Mostrar um diálogo é a técnica utilizada nos parágrafos iniciais dessa nova narrativa da coluna Contos & Crônicas.
– Oi.
– Bom dia! Achei que você não viesse falar comigo hoje – O velho fingiu certo descontentamento para ver a reação do menino.
– Por quê?
– Porque eu estou sentado aqui desde que você chegou na praça e até agora você não tinha dado atenção para mim. Nem ao menos me cumprimentou. Onde está a sua educação?
– Não sei... Estou brincando com o meu amiguinho ali e não reparei em mais nada. Me desculpe. Nós estamos jogando bolinha de gude. Eu sou tão bom e ele é tão ruim que dá até dó. Se no futebol ele ganha de mim, no gude eu me vingo bonito – Bateu a mão no bolso da bermuda e as bolinhas acumuladas na última meia hora tintilaram.
– Sei bem disso. Você é o melhor. Sempre foi e sempre será o grande campeão!

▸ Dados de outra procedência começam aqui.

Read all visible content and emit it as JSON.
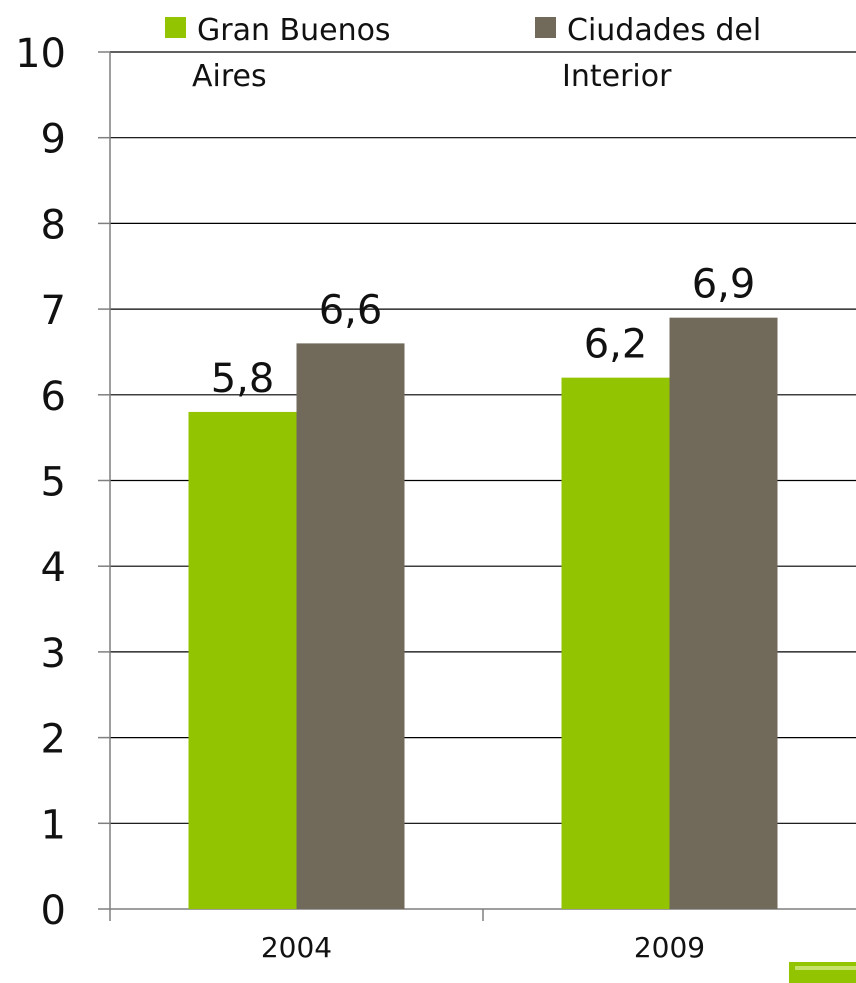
{
  "chart_data": {
    "type": "bar",
    "categories": [
      "2004",
      "2009"
    ],
    "series": [
      {
        "name": "Gran Buenos Aires",
        "legend_lines": [
          "Gran Buenos",
          "Aires"
        ],
        "color": "#93c401",
        "values": [
          5.8,
          6.2
        ],
        "labels": [
          "5,8",
          "6,2"
        ]
      },
      {
        "name": "Ciudades del Interior",
        "legend_lines": [
          "Ciudades del",
          "Interior"
        ],
        "color": "#716a5b",
        "values": [
          6.6,
          6.9
        ],
        "labels": [
          "6,6",
          "6,9"
        ]
      }
    ],
    "ylim": [
      0,
      10
    ],
    "yticks": [
      "0",
      "1",
      "2",
      "3",
      "4",
      "5",
      "6",
      "7",
      "8",
      "9",
      "10"
    ],
    "grid": true,
    "legend_position": "top",
    "colors": {
      "gridline": "#000000",
      "axis": "#7f7f7f",
      "text": "#111111",
      "corner_mark": "#93c401"
    }
  }
}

O garoto abriu um sorriso orgulhoso. Seu cabelo era tão claro que com o reflexo do sol da manhã parecia branco. Ele não sabia como, mas o velho já conhecia todas as suas façanhas antes mesmo de contá-las. Ainda assim, o menino adorava falar de suas vitórias. E o senhor com a cabeleira e a barba brancas também apreciava ouvi-las. O velho saboreava as longas narrativas daquele loirinho como se fossem a dele próprio. Gostava principalmente do entusiasmo e do tom épico com que o pequeno amigo temperava cada uma de suas histórias.
– Estava com saudade de você, sabia? Há quanto tempo não nos víamos? Olha como você cresceu. Às vezes, tenho a impressão de que nos vimos pela última vez em outra vida.

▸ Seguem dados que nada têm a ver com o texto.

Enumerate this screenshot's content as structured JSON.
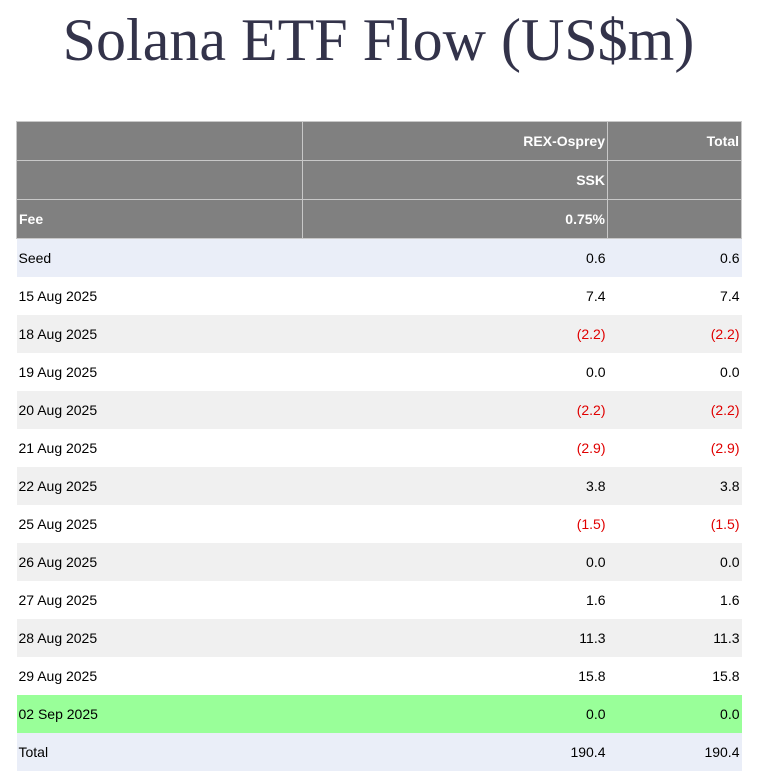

O garotinho não respondeu, se limitando a olhar para o idoso sentado no banco com ar de desprezo. O velho era um cara bacana, mas era um tanto exagerado, pensava o loirinho. Eles haviam se visto há pouco tempo e não em outra vida. O menino até sabia o significado da palavra saudade e já a sentira algumas vezes. Porém, ele não conseguia nutrir tal sentimento pela ausência do velho amigo. Como aquilo era possível? Ele gostava daquele senhor, mas não sentia saudade dele.
– E aí, vou ganhar ou não o meu presente de hoje?
– E algum dia eu já esqueci do seu chocolate, hein?! – Tira do bolso do casaco um punhado de bombons – Mas antes, preciso saber como foi a sua semana. Sente-se aqui do meu lado. Vamos conversar um pouco.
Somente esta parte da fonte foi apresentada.